When I first started work at US West (or U S WEST as they required us to write it at the time), I had a co-worker who constantly complained about the office temperature being too hot. He would occasionally adjust the wall-mounted thermostat near our cubicles, but most of the time he would find it already set to the lowest temperature (from the last time he visited it).

One day, the Wall Street Journal ran an article about how offices were placing decoy thermostats that could be “controlled” by employees. The thermostats weren’t connected to anything, but they created the illusion that employees could control their environment. I showed the article to my co-worker, who immediately got up from his desk, walked over to the thermostat, pulled off one of his cowboy boots and knocked the thermostat off the wall. It was a decoy. There wasn’t even a hole in the drywall behind it – it had just been glued on.

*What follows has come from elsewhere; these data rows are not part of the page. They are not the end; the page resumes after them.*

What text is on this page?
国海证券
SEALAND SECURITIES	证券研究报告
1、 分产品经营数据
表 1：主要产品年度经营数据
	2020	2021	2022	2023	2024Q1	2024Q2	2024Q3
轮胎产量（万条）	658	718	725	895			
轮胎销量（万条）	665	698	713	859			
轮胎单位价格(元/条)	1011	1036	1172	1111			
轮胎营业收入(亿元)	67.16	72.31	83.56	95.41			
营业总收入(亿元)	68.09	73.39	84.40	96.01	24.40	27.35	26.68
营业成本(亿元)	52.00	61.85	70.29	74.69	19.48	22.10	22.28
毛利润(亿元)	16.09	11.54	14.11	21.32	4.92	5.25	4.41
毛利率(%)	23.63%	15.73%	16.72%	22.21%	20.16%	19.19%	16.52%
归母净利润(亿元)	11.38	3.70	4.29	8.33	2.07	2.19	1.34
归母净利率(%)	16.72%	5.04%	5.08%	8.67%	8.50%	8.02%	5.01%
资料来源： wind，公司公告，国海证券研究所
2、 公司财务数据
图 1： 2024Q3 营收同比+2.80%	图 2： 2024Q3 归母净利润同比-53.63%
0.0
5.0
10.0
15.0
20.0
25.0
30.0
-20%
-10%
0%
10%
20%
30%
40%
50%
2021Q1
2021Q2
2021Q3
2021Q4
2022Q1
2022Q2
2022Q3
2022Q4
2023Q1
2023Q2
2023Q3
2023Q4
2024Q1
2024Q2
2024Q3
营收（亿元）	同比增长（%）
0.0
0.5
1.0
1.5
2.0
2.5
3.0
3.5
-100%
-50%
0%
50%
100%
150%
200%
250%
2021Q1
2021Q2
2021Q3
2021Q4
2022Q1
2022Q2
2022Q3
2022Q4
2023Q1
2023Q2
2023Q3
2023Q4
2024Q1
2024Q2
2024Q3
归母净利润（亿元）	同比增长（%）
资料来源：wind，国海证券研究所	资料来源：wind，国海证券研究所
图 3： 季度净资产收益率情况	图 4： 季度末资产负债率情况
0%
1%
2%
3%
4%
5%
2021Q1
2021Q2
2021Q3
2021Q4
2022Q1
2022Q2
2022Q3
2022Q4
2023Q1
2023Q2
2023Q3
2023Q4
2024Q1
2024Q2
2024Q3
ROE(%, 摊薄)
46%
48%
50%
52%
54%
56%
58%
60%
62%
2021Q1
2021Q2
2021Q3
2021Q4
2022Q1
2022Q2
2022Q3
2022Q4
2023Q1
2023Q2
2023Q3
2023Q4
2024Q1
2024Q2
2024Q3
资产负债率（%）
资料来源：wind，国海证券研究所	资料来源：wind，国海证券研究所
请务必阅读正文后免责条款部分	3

I was reminded of that story this morning when I saw the Denver Post’s annual Comics Poll, where readers can list their most liked and most hated comic strips in an attempt to influence which comics the Post keeps. As a subscriber, the Post has my address and my phone number. If it wants a statistically valid sampling of which comics are desired and which aren’t by readers, it could do that. But it would rather create a way for all the cranks who bitch and moan about the comics to think their voices are being heard.

6 thoughts on “The Denver Post’s Fake Comics Poll

  1. Having worked at the Post, I can tell you that this is virtually the only type of readership research the newspaper does. Very telling.